1. Using the 173 majors listed in fivethirtyeight.com’s College Majors dataset [https://fivethirtyeight.com/features/the-economic-guide-to-picking-a-college-major/], provide code that identifies the majors that contain either “DATA” or “STATISTICS”

library(readr)
library(dplyr)
## 
## Attaching package: 'dplyr'
## The following objects are masked from 'package:stats':
## 
##     filter, lag
## The following objects are masked from 'package:base':
## 
##     intersect, setdiff, setequal, union
# Reading data from website.
url <- "https://raw.githubusercontent.com/fivethirtyeight/data/master/college-majors/recent-grads.csv"

# Load the dataset from the url
college_majors <- read_csv(url)
## Rows: 173 Columns: 21
## ── Column specification ────────────────────────────────────────────────────────
## Delimiter: ","
## chr  (2): Major, Major_category
## dbl (19): Rank, Major_code, Total, Men, Women, ShareWomen, Sample_size, Empl...
## 
## ℹ Use `spec()` to retrieve the full column specification for this data.
## ℹ Specify the column types or set `show_col_types = FALSE` to quiet this message.
# Filter majors that contain "DATA" or "STATISTICS"
filtered_majors <- college_majors %>%
  filter(grepl("DATA|STATISTICS", Major, ignore.case = TRUE))

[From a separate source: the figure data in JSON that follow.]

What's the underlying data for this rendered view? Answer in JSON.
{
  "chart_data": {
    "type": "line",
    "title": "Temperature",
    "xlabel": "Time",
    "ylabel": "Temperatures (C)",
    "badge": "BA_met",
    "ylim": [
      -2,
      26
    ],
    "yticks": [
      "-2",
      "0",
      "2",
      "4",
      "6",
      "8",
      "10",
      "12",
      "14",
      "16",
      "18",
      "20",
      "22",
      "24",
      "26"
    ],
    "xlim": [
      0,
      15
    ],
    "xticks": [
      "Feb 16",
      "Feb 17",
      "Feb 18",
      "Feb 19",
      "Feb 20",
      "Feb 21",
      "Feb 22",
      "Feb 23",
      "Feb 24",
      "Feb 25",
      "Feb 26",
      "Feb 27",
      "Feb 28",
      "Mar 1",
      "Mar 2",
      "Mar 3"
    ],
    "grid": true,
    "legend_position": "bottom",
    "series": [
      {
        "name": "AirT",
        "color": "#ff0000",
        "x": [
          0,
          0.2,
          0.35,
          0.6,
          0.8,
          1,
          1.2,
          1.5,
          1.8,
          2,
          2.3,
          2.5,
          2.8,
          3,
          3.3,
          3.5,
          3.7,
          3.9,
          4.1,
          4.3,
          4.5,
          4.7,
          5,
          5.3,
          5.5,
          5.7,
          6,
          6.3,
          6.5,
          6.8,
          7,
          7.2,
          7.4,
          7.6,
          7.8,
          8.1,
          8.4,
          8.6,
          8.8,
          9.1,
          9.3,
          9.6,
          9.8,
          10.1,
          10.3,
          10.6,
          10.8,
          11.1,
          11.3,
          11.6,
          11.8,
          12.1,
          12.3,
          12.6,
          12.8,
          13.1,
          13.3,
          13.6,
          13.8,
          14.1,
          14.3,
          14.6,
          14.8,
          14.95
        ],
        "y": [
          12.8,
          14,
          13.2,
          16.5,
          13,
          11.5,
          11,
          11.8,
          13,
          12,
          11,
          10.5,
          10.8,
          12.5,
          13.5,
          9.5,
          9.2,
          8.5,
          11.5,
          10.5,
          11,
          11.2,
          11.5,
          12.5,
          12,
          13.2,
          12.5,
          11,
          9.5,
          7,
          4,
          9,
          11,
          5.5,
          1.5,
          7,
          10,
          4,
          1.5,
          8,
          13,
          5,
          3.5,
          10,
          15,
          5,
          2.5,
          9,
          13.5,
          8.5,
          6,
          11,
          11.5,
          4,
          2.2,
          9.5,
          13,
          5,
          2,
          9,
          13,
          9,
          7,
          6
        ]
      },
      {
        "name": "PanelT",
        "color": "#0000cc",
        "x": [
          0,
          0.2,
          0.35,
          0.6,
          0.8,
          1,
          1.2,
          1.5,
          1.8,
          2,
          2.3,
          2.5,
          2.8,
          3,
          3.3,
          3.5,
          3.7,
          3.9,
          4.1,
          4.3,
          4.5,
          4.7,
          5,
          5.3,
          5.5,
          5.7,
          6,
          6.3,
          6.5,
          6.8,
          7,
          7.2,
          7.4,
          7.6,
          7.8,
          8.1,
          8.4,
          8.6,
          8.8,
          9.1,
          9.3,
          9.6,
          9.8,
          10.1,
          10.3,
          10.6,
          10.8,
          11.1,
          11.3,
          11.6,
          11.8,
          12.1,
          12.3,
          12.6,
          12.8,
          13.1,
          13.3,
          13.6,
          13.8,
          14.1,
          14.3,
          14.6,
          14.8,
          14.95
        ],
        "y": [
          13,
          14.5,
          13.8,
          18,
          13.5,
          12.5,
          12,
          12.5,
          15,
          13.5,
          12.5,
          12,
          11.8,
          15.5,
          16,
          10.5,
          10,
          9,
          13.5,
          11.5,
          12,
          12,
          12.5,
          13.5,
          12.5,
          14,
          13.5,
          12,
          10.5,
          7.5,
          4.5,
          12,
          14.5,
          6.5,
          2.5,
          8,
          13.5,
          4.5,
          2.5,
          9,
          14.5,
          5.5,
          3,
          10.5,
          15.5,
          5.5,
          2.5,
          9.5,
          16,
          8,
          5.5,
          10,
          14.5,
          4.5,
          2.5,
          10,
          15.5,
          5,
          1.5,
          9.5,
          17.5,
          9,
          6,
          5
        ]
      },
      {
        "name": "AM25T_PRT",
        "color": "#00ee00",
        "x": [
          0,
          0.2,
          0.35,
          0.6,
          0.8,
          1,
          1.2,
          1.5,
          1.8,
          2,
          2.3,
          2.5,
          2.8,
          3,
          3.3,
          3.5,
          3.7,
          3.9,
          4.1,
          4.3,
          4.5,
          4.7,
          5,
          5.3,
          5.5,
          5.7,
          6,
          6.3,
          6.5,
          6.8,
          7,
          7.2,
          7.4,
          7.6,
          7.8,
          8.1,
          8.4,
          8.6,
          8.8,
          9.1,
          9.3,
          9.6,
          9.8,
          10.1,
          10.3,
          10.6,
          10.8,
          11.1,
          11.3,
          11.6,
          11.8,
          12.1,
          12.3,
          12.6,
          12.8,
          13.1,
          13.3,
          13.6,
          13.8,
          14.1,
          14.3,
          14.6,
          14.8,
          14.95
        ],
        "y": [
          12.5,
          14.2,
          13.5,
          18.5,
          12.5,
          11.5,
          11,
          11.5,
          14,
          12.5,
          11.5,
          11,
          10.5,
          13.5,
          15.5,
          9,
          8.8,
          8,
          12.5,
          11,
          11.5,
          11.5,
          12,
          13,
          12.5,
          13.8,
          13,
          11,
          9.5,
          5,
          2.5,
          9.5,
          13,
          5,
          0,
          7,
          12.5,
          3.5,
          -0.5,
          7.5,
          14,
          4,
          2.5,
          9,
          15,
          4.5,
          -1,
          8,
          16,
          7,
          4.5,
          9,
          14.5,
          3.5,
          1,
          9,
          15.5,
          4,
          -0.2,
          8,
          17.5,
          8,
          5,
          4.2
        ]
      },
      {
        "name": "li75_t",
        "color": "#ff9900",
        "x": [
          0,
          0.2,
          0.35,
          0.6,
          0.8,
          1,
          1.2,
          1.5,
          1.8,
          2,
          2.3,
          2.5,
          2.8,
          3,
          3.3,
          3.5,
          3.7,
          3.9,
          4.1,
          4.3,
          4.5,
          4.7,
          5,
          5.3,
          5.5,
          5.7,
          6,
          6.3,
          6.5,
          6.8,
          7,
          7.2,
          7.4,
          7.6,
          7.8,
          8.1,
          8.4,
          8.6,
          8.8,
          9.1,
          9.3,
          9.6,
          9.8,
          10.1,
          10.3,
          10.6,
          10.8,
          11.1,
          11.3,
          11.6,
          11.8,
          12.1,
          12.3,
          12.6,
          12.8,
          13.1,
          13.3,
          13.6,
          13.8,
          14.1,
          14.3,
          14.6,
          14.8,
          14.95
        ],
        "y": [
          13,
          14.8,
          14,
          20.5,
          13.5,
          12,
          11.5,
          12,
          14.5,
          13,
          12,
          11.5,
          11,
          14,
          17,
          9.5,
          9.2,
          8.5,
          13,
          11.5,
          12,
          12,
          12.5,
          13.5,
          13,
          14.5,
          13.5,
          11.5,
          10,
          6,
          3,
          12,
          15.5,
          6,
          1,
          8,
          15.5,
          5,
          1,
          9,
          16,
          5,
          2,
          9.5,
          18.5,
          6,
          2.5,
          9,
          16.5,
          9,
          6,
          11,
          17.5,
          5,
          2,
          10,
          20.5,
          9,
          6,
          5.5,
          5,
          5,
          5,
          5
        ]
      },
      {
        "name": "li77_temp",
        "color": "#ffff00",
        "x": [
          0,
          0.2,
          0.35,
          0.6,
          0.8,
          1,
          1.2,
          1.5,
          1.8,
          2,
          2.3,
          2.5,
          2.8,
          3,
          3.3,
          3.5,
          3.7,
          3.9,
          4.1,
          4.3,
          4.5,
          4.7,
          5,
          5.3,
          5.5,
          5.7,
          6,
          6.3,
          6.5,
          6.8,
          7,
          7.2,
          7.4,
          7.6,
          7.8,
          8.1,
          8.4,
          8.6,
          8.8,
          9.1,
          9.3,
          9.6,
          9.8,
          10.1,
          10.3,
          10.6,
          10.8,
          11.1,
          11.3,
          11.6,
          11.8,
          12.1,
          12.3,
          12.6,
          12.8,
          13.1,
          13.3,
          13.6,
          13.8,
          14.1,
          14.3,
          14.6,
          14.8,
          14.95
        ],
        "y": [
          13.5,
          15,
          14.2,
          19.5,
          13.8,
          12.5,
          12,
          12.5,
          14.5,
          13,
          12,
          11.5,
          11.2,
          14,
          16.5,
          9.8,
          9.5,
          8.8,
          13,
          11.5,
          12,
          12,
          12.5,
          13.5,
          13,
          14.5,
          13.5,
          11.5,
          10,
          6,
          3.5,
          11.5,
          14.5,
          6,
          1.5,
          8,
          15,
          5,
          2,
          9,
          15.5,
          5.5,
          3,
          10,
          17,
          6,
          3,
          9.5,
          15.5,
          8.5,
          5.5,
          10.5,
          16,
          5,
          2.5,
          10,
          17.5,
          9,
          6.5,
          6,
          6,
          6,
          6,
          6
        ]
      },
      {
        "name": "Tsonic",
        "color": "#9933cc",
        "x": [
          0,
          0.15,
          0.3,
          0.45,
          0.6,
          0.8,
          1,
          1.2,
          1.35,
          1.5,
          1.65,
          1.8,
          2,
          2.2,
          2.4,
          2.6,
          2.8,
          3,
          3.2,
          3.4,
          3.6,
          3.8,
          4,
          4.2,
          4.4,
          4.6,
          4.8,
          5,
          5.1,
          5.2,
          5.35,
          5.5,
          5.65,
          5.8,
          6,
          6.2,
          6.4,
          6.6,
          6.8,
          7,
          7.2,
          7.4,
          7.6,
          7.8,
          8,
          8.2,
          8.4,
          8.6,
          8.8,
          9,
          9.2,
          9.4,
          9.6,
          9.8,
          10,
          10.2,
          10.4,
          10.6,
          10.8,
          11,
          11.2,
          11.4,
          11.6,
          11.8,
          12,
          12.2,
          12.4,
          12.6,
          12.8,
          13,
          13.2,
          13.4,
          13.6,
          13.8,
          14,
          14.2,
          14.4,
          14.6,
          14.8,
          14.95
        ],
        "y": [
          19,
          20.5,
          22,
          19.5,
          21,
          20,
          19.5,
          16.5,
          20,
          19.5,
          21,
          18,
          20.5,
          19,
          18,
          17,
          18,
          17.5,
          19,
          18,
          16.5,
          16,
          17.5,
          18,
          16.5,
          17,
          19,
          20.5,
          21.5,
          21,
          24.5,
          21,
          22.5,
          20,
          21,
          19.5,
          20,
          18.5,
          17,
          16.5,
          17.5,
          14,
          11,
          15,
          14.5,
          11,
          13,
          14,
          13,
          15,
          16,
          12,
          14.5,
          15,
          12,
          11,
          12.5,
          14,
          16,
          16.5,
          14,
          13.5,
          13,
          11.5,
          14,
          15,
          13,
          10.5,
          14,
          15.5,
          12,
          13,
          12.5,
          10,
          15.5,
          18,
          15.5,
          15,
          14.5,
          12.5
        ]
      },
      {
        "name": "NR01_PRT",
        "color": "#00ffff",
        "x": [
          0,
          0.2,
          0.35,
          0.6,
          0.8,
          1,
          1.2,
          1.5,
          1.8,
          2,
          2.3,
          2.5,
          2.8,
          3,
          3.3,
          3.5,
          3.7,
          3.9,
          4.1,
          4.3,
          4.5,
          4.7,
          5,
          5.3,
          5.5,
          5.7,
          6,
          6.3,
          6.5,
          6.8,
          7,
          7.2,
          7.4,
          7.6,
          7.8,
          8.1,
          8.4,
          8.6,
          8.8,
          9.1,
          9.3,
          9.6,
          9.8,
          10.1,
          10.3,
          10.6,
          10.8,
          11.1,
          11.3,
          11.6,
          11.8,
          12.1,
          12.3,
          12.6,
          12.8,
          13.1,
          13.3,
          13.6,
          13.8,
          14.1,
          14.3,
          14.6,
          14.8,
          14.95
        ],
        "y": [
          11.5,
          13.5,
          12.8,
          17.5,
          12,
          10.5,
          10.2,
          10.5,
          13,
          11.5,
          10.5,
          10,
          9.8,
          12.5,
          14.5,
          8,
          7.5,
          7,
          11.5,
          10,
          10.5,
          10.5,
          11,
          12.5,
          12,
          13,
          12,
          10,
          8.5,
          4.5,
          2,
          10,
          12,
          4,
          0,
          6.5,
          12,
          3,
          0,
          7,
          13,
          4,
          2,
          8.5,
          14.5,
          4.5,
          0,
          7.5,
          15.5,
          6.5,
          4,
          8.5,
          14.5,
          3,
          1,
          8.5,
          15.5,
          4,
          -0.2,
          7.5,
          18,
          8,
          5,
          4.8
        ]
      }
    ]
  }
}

# Show the majors that meet the specified criteria.
filtered_majors

2.Write code that transforms the data below:

[1] “bell pepper” “bilberry” “blackberry” “blood orange” [5] “blueberry” “cantaloupe” “chili pepper” “cloudberry”
[9] “elderberry” “lime” “lychee” “mulberry”
[13] “olive” “salal berry” Into a format like this: c(“bell pepper”, “bilberry”, “blackberry”, “blood orange”, “blueberry”, “cantaloupe”, “chili pepper”, “cloudberry”, “elderberry”, “lime”, “lychee”, “mulberry”, “olive”, “salal berry”)

# Create a string vector 
fruit_data <- c('[1] "bell pepper"  "bilberry"     "blackberry"   "blood orange"
[5] "blueberry"    "cantaloupe"   "chili pepper" "cloudberry"  
[9] "elderberry"   "lime"         "lychee"       "mulberry"    
[13] "olive"        "salal berry"')

# Eliminate line identifiers and square brackets.
new_fruit_vector <- gsub("\\[\\d+\\] |\\n", "", fruit_data)

# Segment the string using double quotes as separators.
new_fruit_vector <- unlist(strsplit(new_fruit_vector, '\\"'))

# Filtering for only letters 
new_fruit_vector <- new_fruit_vector[grep("[a-z]", new_fruit_vector)]

# Print the result
print(new_fruit_vector)
##  [1] "bell pepper"  "bilberry"     "blackberry"   "blood orange" "blueberry"   
##  [6] "cantaloupe"   "chili pepper" "cloudberry"   "elderberry"   "lime"        
## [11] "lychee"       "mulberry"     "olive"        "salal berry"
comp_data <- c("bell pepper", "bilberry", "blackberry", "blood orange", "blueberry", "cantaloupe", "chili pepper", "cloudberry", "elderberry", "lime", "lychee", "mulberry", "olive", "salal berry")
# Print the result

comp_data
##  [1] "bell pepper"  "bilberry"     "blackberry"   "blood orange" "blueberry"   
##  [6] "cantaloupe"   "chili pepper" "cloudberry"   "elderberry"   "lime"        
## [11] "lychee"       "mulberry"     "olive"        "salal berry"

3. Describe, in words, what these expressions will match:

  1. (.)\1\1: Matches three consecutive characters that are all the same.

  2. "(.)(.)\\2\\1": Matches any four character string where the first and last characters are the same, and the middle two characters are also the same.

  3. (..)\1: Matches any four character string where the first two characters are the same as the last two characters.

  4. "(.).\\1.\\1": Matches any five character string that the first and the third character are the same, and the third and fifth character are the same.

  5. "(.)(.)(.).*\\3\\2\\1": Matches a string that begins with three characters in any order, followed by any number of characters, and ends with those same three characters in reverse order.

4. Construct regular expressions to match words that:

a.) Start and end with the same character. “^(.).\1$” b.) Contain a repeated pair of letters (e.g. ”church” contains ”ch” repeated twice.) ”.(.)\1.\1.” c.) Contain one letter repeated in at least three places (e.g. “eleven” contains three “e”s.) “.(.)\1\1\1.